Slovak President Kiska To Step Down After Current TermČTK
Bratislava, May 15 (CTK) – Slovak President Andrej Kiska will not be defending his post in the election scheduled for next year because he wants to spend more time with his family, he told journalists today.
Kiska, 55, and his wife Martina have one daughter and two sons – Veronica, 13, Viktor, 9, and 10-month-old Martin. He also has two grown-up children from his previous marriage.
His wife did not move from Poprad, east Slovakia, to the capital of Bratislava after his election as president and with some exceptions she did not take part in his official programme.
Entrepreneur and philanthropist Kiska has been the head of state since 2014. He was not engaged in politics before. He defeated Prime Minister and Smer-Social Democracy leader Robert Fico in the runoff election four years ago.
Fico, who headed three cabinets and was forced to leave the post of prime minister in March amid a political crisis stirred up by the murder of journalist Jan Kuciak and his fiancee, previously said he would not run for president again either.
Kiska has been the most popular politician in the country for a long time. Though he will not run for president again, he does not intend to withdraw from public life.

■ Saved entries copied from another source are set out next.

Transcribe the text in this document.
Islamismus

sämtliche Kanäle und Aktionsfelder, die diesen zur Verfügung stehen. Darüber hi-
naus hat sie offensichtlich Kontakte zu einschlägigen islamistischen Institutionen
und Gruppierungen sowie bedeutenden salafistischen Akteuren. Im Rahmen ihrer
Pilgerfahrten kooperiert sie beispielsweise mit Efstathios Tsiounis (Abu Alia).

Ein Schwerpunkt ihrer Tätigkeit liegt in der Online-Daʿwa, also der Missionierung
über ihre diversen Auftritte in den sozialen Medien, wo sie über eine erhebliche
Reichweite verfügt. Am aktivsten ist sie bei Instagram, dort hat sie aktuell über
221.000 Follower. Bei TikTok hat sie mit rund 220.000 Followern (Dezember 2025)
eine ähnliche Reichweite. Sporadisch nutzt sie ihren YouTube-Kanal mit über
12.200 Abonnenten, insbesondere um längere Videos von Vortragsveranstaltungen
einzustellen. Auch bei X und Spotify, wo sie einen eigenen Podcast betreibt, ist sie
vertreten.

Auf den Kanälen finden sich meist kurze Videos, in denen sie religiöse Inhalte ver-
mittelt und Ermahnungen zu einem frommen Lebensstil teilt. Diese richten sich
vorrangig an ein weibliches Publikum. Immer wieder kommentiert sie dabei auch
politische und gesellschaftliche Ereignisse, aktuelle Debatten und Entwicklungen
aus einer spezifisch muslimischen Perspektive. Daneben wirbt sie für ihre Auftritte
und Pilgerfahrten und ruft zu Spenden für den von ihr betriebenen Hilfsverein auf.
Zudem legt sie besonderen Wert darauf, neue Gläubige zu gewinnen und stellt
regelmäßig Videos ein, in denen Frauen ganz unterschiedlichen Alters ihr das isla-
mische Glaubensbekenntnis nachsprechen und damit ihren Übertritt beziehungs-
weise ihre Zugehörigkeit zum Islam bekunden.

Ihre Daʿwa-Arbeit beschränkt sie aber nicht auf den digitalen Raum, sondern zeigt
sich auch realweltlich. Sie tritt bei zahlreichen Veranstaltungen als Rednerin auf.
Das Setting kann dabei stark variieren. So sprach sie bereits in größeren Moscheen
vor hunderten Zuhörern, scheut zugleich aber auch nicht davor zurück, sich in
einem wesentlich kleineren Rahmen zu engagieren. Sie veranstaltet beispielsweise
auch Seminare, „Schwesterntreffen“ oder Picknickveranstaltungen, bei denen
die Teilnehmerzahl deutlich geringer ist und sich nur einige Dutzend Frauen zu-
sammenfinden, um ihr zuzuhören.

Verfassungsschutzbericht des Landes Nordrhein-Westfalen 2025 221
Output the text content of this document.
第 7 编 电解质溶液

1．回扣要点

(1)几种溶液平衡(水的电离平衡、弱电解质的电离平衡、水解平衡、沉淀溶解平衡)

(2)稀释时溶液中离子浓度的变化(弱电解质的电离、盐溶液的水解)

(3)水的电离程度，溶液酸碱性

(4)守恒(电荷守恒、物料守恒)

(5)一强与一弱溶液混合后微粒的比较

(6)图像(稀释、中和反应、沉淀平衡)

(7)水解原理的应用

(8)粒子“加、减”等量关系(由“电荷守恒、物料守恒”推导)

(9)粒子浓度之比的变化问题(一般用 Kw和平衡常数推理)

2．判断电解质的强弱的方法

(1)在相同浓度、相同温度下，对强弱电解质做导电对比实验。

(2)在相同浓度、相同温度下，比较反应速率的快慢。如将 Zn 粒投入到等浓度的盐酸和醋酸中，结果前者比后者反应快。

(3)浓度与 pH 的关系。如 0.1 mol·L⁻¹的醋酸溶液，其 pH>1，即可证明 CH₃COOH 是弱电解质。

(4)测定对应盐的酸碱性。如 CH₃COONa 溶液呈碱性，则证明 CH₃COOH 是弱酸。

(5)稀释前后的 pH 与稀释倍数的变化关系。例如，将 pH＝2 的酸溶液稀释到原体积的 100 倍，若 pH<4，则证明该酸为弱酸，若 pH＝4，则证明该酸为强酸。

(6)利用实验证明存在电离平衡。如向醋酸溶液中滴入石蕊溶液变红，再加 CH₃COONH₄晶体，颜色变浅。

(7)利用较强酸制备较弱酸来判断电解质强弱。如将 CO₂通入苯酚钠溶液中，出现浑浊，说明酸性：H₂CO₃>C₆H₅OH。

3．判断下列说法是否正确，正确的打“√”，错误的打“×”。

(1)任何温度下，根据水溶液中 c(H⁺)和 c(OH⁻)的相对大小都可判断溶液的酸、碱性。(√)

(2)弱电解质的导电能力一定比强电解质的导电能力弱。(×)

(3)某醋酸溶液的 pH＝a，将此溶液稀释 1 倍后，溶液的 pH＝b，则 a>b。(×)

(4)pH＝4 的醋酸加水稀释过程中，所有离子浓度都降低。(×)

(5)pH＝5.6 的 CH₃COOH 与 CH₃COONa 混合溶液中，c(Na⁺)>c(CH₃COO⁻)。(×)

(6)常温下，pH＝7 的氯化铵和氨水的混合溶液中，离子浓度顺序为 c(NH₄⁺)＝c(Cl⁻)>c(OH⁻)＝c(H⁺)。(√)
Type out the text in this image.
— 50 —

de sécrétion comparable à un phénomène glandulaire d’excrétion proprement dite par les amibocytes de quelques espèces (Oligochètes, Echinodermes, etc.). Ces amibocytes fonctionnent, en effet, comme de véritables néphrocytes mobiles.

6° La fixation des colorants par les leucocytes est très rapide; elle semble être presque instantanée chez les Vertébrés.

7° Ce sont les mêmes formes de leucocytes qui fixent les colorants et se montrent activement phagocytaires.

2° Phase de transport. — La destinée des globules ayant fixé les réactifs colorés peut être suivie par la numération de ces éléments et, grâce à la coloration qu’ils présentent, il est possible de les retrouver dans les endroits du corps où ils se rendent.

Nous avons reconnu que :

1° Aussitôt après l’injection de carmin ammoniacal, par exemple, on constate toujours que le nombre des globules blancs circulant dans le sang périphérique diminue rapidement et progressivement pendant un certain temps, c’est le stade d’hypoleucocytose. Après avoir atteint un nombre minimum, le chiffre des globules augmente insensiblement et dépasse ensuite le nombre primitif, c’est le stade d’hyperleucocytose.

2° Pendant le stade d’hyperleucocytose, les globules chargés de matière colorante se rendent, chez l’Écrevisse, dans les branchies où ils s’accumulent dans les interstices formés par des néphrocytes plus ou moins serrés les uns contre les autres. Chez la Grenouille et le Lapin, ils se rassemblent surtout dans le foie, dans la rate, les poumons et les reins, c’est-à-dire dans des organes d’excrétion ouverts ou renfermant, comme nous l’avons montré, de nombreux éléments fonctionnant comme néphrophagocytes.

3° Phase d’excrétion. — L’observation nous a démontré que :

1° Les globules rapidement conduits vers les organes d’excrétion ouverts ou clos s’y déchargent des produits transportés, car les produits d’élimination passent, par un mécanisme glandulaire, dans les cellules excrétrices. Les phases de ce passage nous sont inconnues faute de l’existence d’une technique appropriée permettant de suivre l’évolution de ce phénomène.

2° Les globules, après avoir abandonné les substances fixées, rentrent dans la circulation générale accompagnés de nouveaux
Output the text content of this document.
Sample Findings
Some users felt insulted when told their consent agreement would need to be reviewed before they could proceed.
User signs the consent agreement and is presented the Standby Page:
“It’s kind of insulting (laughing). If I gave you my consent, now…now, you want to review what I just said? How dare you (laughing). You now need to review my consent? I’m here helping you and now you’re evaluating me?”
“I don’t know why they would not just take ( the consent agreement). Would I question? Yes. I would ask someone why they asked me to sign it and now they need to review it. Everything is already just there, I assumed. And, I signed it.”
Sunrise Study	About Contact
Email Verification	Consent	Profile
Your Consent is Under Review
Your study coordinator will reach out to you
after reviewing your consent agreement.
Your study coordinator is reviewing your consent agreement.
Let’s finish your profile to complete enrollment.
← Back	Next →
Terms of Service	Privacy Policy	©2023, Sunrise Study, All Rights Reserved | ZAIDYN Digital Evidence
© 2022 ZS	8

He said today he would be considering how to use the trust that the public had in him in order to open a new political era and unite those who want to rule the country in a decent and responsible way.
He added that he would announce how he made up his mind by the end of this year.
Kiska’s decision not to be defending the post in the next direct election is no surprise as the media and some politicians speculated about this in the past.
Major Slovak political parties have not presented their presidential candidates yet. They were waiting for Kiska’s decision.
Shortly after Kiska’s statement, Robert Mistrik, a scientist and constituent member of the strongest opposition party Freedom and Solidarity who withdrew from politics in 2012, announced his presidential candidacy.
Political analyst and teacher Eduard Chmelar said previously he was considering his candidacy.
Media speculated that Stefan Harabin, a Supreme Court judge and former justice minister, might be running for president as well.
Kiska today again warned that the urgent problems in society were not solved.
“Unfortunately only the murder of two young people revealed what consequences a failing state and corrupt governing power might have. A government change alone does not suffice for the beginning of a new, better era,” he said, commenting on the development in Slovakia after Kuciak’s murder.
Kiska indirectly denoted Fico’s resignation as the end of one political era full of many political fights and emotions. It would be better if the president’s office did not face disputes in the future, he added.
Kiska has been promoting Slovakia’s focus on the European Union and NATO and he is an advocate of the sanctions imposed on Russia over its involvement in the fighting in Ukraine. He pointed to long-term problems in the Slovak healthcare and school systems, to widespread corruption and cronyism. He had tense relations with Fico.
Last year, Slovak media wrote that Kiska’s firm KTAG had to pay additional taxes because the tax office did not let the firm deduct the costs of Kiska’s presidential campaign from its taxes.